- Created by: Karl May
- Portrayed by: Meinhart Maur Heinz Evelt Ralf Wolter Heinz Schubert

In-universe information
- Occupation: Adventurer

= Hadschi Halef Omar =

Hadschi Halef Omar Ben Hadschi Abul Abbas Ibn Hadschi Dawud al Gossarah, literally hajji Halef Omar, son of hajji father-of-Abbas, son of hajji David al Gossarah, is one of Karl May's literary characters. Hajji means "one who has performed the Muslim pilgrimage to Mecca".

Halef is the exceedingly loyal servant, companion and friend of German adventurer Kara Ben Nemsi. Halef accompanies Kara Ben Nemsi through all his adventures in the Middle East from Durch die Wüste to Der Schut. He is a very devout Muslim, and throughout the adventures with Kara Ben Nemsi he tries to convince him of the superiority of Islam.

After many adventures he became Scheik of the Haddedihn of the great tribe of the Schammar.

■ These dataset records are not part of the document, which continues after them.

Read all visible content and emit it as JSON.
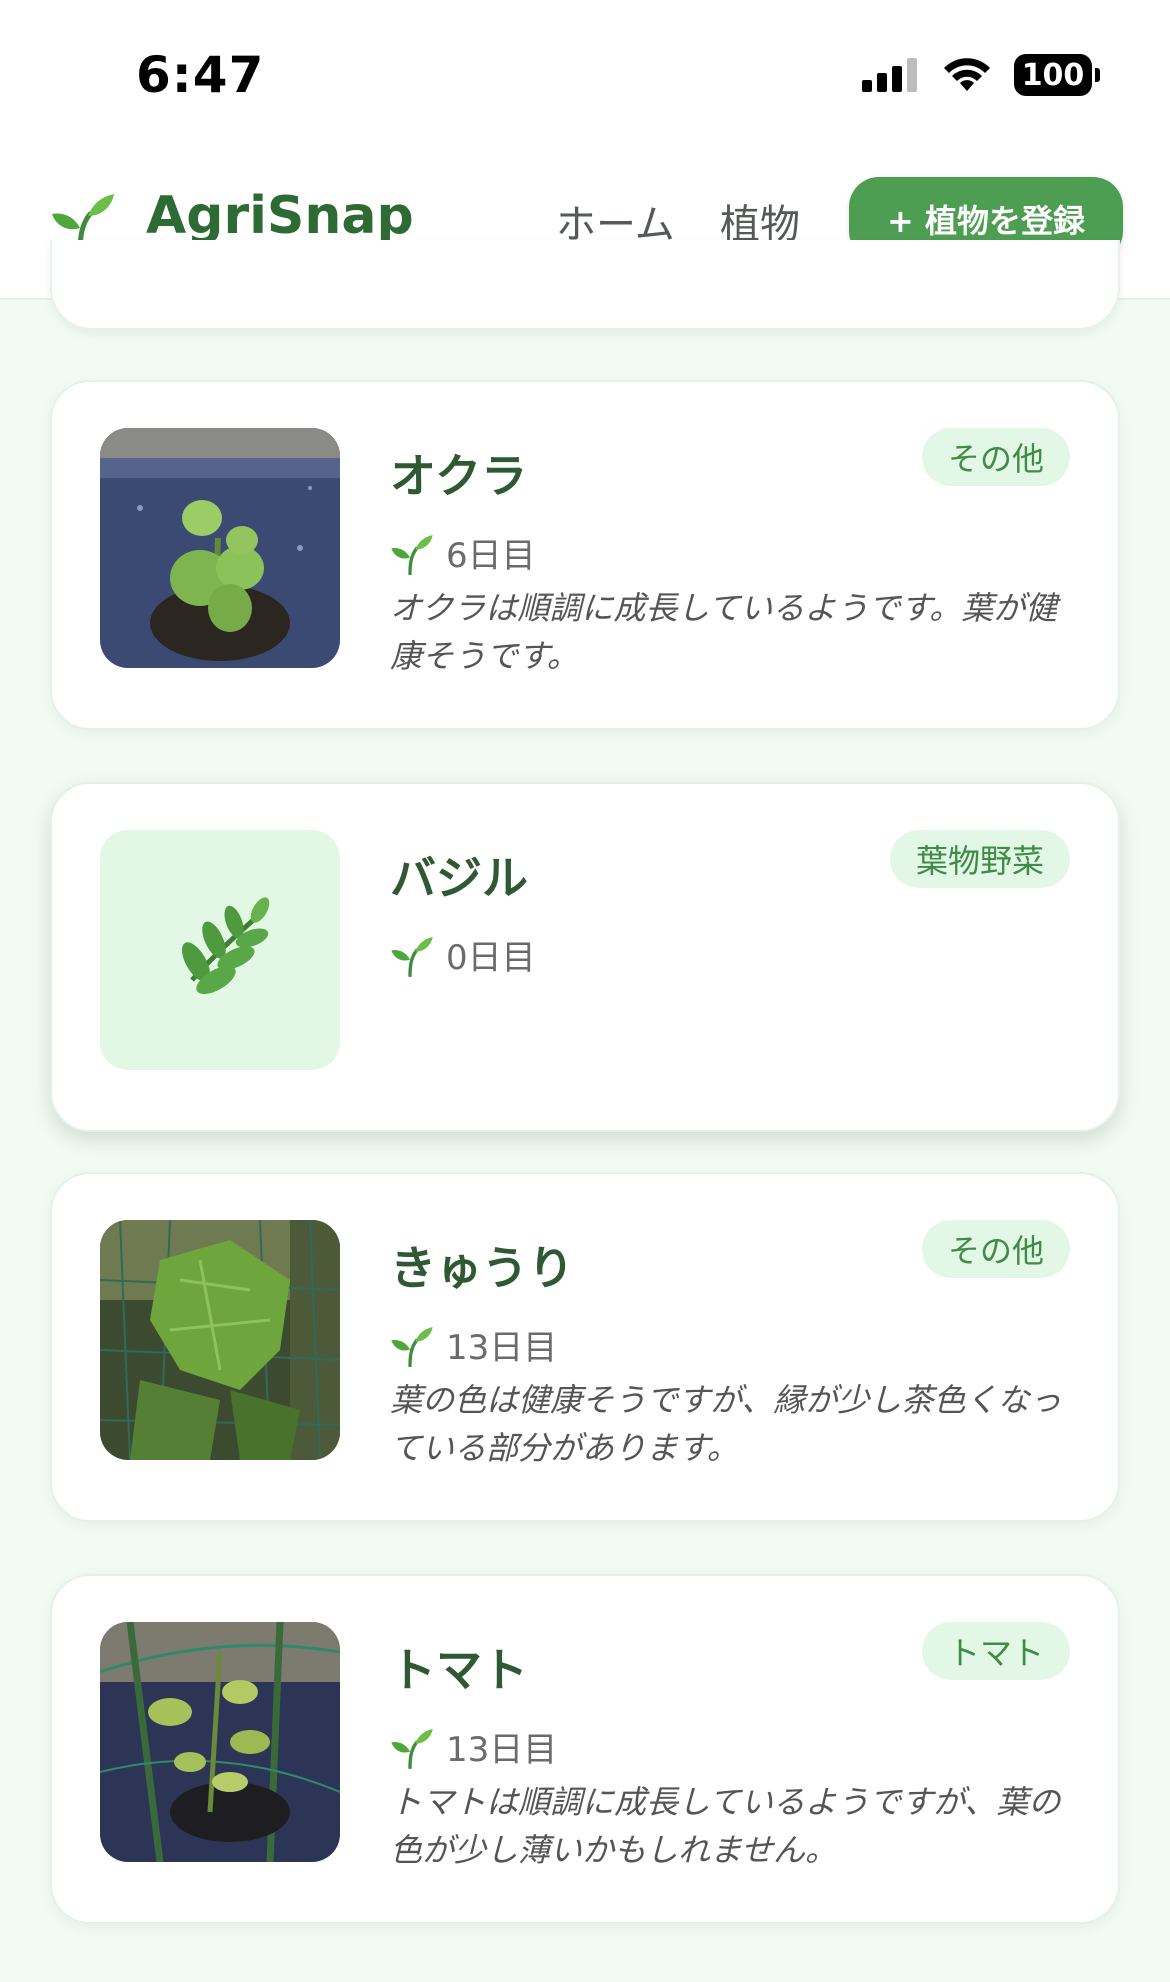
{
  "status_bar": {
    "time": "6:47",
    "battery": "100"
  },
  "header": {
    "app_name": "AgriSnap",
    "nav_home": "ホーム",
    "nav_plants": "植物",
    "register_button": "+ 植物を登録"
  },
  "plants": [
    {
      "name": "オクラ",
      "category": "その他",
      "days": "6日目",
      "note": "オクラは順調に成長しているようです。葉が健康そうです。",
      "icon": "okra-photo"
    },
    {
      "name": "バジル",
      "category": "葉物野菜",
      "days": "0日目",
      "note": "",
      "icon": "herb-icon"
    },
    {
      "name": "きゅうり",
      "category": "その他",
      "days": "13日目",
      "note": "葉の色は健康そうですが、縁が少し茶色くなっている部分があります。",
      "icon": "cucumber-photo"
    },
    {
      "name": "トマト",
      "category": "トマト",
      "days": "13日目",
      "note": "トマトは順調に成長しているようですが、葉の色が少し薄いかもしれません。",
      "icon": "tomato-photo"
    }
  ],
  "colors": {
    "brand": "#2e6a34",
    "button": "#4d9e53",
    "badge_bg": "#e3f7e6",
    "page_bg": "#f1fbf3"
  }
}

He is married to Hanneh, the "most beautiful wife on earth", and with her has a son called Kara Ben Halef, who in later novels also has some adventures.

The German disco group Dschinghis Khan also released a song entitled "Hadschi Halef Omar" on their 1980 album "Rom." The entire chorus is basically reciting Halef's name.

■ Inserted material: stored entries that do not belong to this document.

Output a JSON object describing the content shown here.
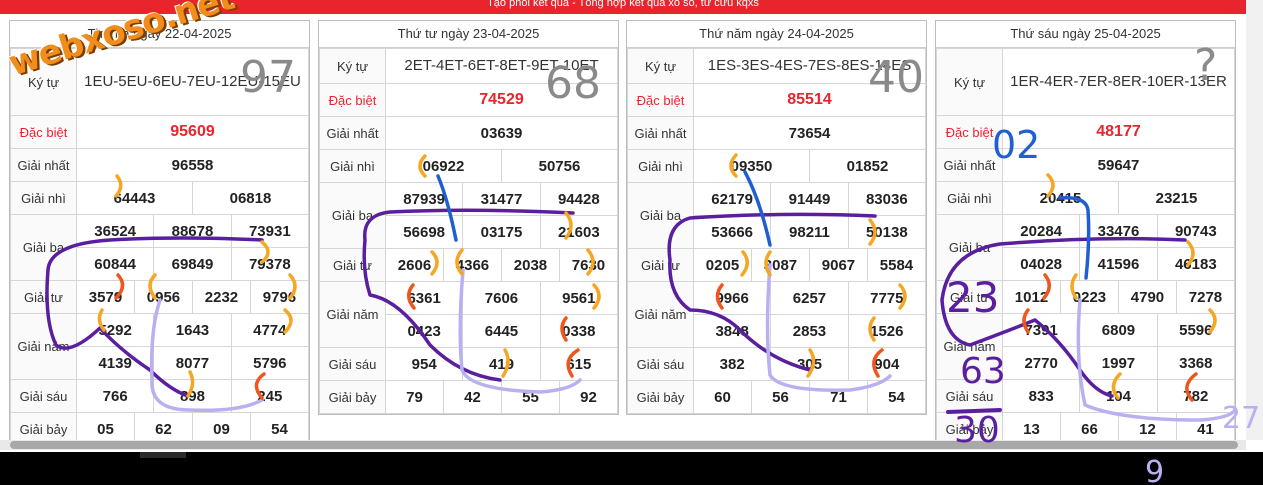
{
  "banner": "Tạo phôi kết quả - Tổng hợp kết quả xổ số, tử cửu kqxs",
  "logo_text": "webxoso.net",
  "labels": {
    "ky_tu": "Ký tự",
    "dac_biet": "Đặc biệt",
    "g1": "Giải nhất",
    "g2": "Giải nhì",
    "g3": "Giải ba",
    "g4": "Giải tư",
    "g5": "Giải năm",
    "g6": "Giải sáu",
    "g7": "Giải bảy"
  },
  "panels": [
    {
      "date": "Thứ ba ngày 22-04-2025",
      "ky_tu": "1EU-5EU-6EU-7EU-12EU-15EU",
      "db": "95609",
      "g1": "96558",
      "g2": [
        "64443",
        "06818"
      ],
      "g3": [
        "36524",
        "88678",
        "73931",
        "60844",
        "69849",
        "79378"
      ],
      "g4": [
        "3579",
        "0956",
        "2232",
        "9796"
      ],
      "g5": [
        "5292",
        "1643",
        "4774",
        "4139",
        "8077",
        "5796"
      ],
      "g6": [
        "766",
        "898",
        "245"
      ],
      "g7": [
        "05",
        "62",
        "09",
        "54"
      ]
    },
    {
      "date": "Thứ tư ngày 23-04-2025",
      "ky_tu": "2ET-4ET-6ET-8ET-9ET-10ET",
      "db": "74529",
      "g1": "03639",
      "g2": [
        "06922",
        "50756"
      ],
      "g3": [
        "87939",
        "31477",
        "94428",
        "56698",
        "03175",
        "21603"
      ],
      "g4": [
        "2606",
        "4366",
        "2038",
        "7630"
      ],
      "g5": [
        "6361",
        "7606",
        "9561",
        "0423",
        "6445",
        "0338"
      ],
      "g6": [
        "954",
        "419",
        "615"
      ],
      "g7": [
        "79",
        "42",
        "55",
        "92"
      ]
    },
    {
      "date": "Thứ năm ngày 24-04-2025",
      "ky_tu": "1ES-3ES-4ES-7ES-8ES-14ES",
      "db": "85514",
      "g1": "73654",
      "g2": [
        "09350",
        "01852"
      ],
      "g3": [
        "62179",
        "91449",
        "83036",
        "53666",
        "98211",
        "50138"
      ],
      "g4": [
        "0205",
        "3087",
        "9067",
        "5584"
      ],
      "g5": [
        "9966",
        "6257",
        "7775",
        "3848",
        "2853",
        "1526"
      ],
      "g6": [
        "382",
        "305",
        "904"
      ],
      "g7": [
        "60",
        "56",
        "71",
        "54"
      ]
    },
    {
      "date": "Thứ sáu ngày 25-04-2025",
      "ky_tu": "1ER-4ER-7ER-8ER-10ER-13ER",
      "db": "48177",
      "g1": "59647",
      "g2": [
        "20415",
        "23215"
      ],
      "g3": [
        "20284",
        "33476",
        "90743",
        "04028",
        "41596",
        "46183"
      ],
      "g4": [
        "1012",
        "0223",
        "4790",
        "7278"
      ],
      "g5": [
        "7391",
        "6809",
        "5596",
        "2770",
        "1997",
        "3368"
      ],
      "g6": [
        "833",
        "104",
        "782"
      ],
      "g7": [
        "13",
        "66",
        "12",
        "41"
      ]
    }
  ],
  "annotations": {
    "a97": "97",
    "a68": "68",
    "a40": "40",
    "aq": "?",
    "a02": "02",
    "a23": "23",
    "a63": "63",
    "a30": "30",
    "a27": "27",
    "a9": "9"
  },
  "colors": {
    "header_red": "#e8252c",
    "purple": "#5a1f9e",
    "orange": "#f5a623",
    "red_orange": "#f0551e",
    "blue": "#1f5fd1",
    "lavender": "#b8b0f0",
    "gray_ink": "#8a8a8a"
  }
}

== Original German stories ==
- Durch Wüste und Harem (1892), since 1895 with the title Durch die Wüste
- Durchs wilde Kurdistan (1892)
- Von Bagdad nach Stambul (1892)
- In den Schluchten des Balkan (1892)
- Durch das Land der Skipetaren (1892)
- Der Schut (1892)
- Eine Ghasuah (in Orangen und Datteln, 1893)
- Nûr es Semâ. – Himmelslicht (in Orangen und Datteln, 1893)
- Christi Blut und Gerechtigkeit (in Orangen und Datteln, 1893)
- Mater dolorosa (in Orangen und Datteln, 1893)
- Im Lande des Mahdi III (1896)
- Blutrache (in Auf fremden Pfaden, 1897)
- Der Kys-Kaptschiji (in Auf fremden Pfaden, 1897)
- Maria oder Fatima (in Auf fremden Pfaden, 1897)
- Im Reiche des silbernen Löwen I (1898)
- Die »Umm ed Dschamahl« (1898)
- Im Reiche des silbernen Löwen II (1898)
- Am Jenseits (1899)
- Im Reiche des silbernen Löwen III (1902)
- Im Reiche des silbernen Löwen IV (1903)
- Bei den Aussätzigen (1907)
- Abdahn Effendi (1908)
- Merhameh (1909)
- Ardistan und Dschinnistan I (1909)
- Ardistan und Dschinnistan II (1909)
Within the book series Karl May’s Gesammelte Werke there is a sequel of Am Jenseits: „In Mekka“ (1923) by Franz Kandolf.

==Film actors==
- Halef was played in silent movies (1920/21) by Meinhart Maur.
- In the first Karl May sound-movie Durch die Wüste (1936) he was played by Heinz Evelt.
- In the Karl May movies of the 1950s actor Georg Thomalla played Halef.
- In the TV-series Mit Karl May im Orient (1963) Osman Ragheb played Halef.
- In the Karl May movies of the 1960s Halef was played by Ralf Wolter.
- In the TV-series Kara Ben Nemsi Effendi (1973/75) he was played by Heinz Schubert.